As he said those words I had the most interesting experience. I felt this energy move through my body. It was some combination of appall and other unpleasant feelings. This was not a one on one experience either; he said it in a room full of people with whom I had no emotional connection. With pause he defined me as the only person in the room who was not part of the ethnic/racial mainstream as they saw it.
As he spoke my emotions were raised, and because I have heard such things so many times, I immediately processed his comment. I had actually previously heard enough of his ideas and words that I recognized those are his ideas and might even be a consensus in the room. Though I have never had any extreme obstacles due to being a woman of color, I grew up inspired by change makers and have been affected by the inspirational words of people like Viktor E. Frankl and Nelson Mandela. Inspired by others I’ve strengthened my self-identity and I have cultivated more self-responsibility as a direct result of experiences like this that are an example of the Aussie way of “taking the p..s” or giving people a hard time.
One of the many proposed models explains wellness as the functional or dysfunctional transformation of incoming and outgoing energy. I believe that my wellness has improved because I have nature all around me and submerge myself in it regularly. Being a resident in Australia has shown me that unrestricted communication in combination with the ongoing exposure to psychologically restorative landscapes that I experience when surfing helps me to process and transform energy in ways that continually improve my overall wellness and helps me to enhance my life in each composite domain.
I hope that sharing my personal wellness journey can help others explore unconventional opportunities to cultivate a more wellness enhancing lifestyle.

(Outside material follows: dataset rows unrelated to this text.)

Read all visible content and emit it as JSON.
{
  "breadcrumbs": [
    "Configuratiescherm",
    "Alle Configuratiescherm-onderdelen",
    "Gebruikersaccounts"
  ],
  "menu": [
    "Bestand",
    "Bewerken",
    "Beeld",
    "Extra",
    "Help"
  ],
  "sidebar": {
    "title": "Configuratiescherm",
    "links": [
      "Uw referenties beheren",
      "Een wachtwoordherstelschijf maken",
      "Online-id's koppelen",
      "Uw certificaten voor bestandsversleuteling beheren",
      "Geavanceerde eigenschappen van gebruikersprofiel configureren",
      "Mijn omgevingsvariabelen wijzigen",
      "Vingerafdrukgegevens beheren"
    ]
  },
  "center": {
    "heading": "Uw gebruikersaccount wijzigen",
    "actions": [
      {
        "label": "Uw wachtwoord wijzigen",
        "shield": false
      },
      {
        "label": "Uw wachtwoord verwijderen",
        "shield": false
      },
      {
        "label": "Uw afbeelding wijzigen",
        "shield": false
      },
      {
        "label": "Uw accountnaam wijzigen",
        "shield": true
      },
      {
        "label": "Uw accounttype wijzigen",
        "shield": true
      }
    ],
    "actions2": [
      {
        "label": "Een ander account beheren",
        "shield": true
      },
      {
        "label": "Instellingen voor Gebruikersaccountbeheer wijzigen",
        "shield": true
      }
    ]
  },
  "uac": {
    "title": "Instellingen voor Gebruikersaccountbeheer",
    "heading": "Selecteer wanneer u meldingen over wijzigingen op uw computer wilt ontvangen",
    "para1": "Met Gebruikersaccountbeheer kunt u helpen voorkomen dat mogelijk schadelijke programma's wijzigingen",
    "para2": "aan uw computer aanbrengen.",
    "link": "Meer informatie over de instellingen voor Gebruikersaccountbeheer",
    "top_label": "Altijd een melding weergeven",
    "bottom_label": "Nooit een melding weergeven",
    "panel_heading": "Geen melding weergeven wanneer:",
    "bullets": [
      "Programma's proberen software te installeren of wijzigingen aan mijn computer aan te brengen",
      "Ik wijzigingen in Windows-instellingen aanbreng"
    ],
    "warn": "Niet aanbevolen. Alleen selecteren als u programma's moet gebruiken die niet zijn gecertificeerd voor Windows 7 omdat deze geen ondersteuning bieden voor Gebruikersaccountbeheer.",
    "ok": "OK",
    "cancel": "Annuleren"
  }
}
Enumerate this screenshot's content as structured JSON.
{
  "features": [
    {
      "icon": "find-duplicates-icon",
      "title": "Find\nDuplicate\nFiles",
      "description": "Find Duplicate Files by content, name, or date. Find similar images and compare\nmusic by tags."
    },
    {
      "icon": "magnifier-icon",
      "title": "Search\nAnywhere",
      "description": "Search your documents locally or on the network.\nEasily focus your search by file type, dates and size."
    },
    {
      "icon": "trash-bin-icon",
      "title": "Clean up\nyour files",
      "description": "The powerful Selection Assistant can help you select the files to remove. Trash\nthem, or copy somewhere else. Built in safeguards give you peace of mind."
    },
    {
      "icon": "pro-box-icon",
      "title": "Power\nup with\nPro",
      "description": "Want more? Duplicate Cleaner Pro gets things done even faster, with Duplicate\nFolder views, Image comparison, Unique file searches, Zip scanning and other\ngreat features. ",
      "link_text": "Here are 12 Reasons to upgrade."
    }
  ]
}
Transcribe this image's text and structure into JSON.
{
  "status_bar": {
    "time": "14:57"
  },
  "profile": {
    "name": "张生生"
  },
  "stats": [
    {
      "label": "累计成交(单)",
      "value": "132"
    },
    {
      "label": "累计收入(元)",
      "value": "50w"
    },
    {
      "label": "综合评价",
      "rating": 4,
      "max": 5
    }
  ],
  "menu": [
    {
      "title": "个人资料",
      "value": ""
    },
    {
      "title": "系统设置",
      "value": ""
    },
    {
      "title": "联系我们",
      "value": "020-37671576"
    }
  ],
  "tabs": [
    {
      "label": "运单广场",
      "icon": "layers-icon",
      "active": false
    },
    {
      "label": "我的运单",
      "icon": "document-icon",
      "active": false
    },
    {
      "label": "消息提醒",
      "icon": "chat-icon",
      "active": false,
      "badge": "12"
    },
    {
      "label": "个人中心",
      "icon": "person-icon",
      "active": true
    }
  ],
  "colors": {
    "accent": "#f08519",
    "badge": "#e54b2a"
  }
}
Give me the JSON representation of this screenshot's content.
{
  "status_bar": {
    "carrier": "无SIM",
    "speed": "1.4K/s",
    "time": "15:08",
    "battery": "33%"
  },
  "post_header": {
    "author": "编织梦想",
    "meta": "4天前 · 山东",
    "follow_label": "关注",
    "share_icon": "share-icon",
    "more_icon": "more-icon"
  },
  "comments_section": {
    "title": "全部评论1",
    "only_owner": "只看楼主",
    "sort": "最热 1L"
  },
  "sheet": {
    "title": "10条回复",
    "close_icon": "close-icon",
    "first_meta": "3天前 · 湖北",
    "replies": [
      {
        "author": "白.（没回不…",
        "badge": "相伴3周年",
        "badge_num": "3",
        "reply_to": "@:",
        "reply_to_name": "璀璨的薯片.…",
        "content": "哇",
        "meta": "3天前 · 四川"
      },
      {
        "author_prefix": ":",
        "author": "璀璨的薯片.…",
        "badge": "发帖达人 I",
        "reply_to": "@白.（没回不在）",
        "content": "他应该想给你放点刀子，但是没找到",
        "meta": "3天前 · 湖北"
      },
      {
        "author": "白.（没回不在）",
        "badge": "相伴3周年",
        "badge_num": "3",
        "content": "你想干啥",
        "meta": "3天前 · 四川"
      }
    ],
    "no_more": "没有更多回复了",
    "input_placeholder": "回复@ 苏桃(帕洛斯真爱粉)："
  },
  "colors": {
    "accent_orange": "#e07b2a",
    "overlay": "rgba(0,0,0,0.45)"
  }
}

Kailani Marlow is a PhD candidate at Queensland University of Technology in Brisbane, Australia. Her thesis is an examination of the health effects of natural and built environments. She is passionate about helping people discover ways to have more vitality inducing experiences in their daily lives. In pursuit of this goal she has worked in various capacities with adults and children of all ages including infants, seniors, at risk youth, and children diagnosed with autism. Kailani is currently serving as student liaison officer for the NWI Australia. Kailani is currently a member of the National Wellness Institute of Australia Management Committee in the role of Student Liaison Officer.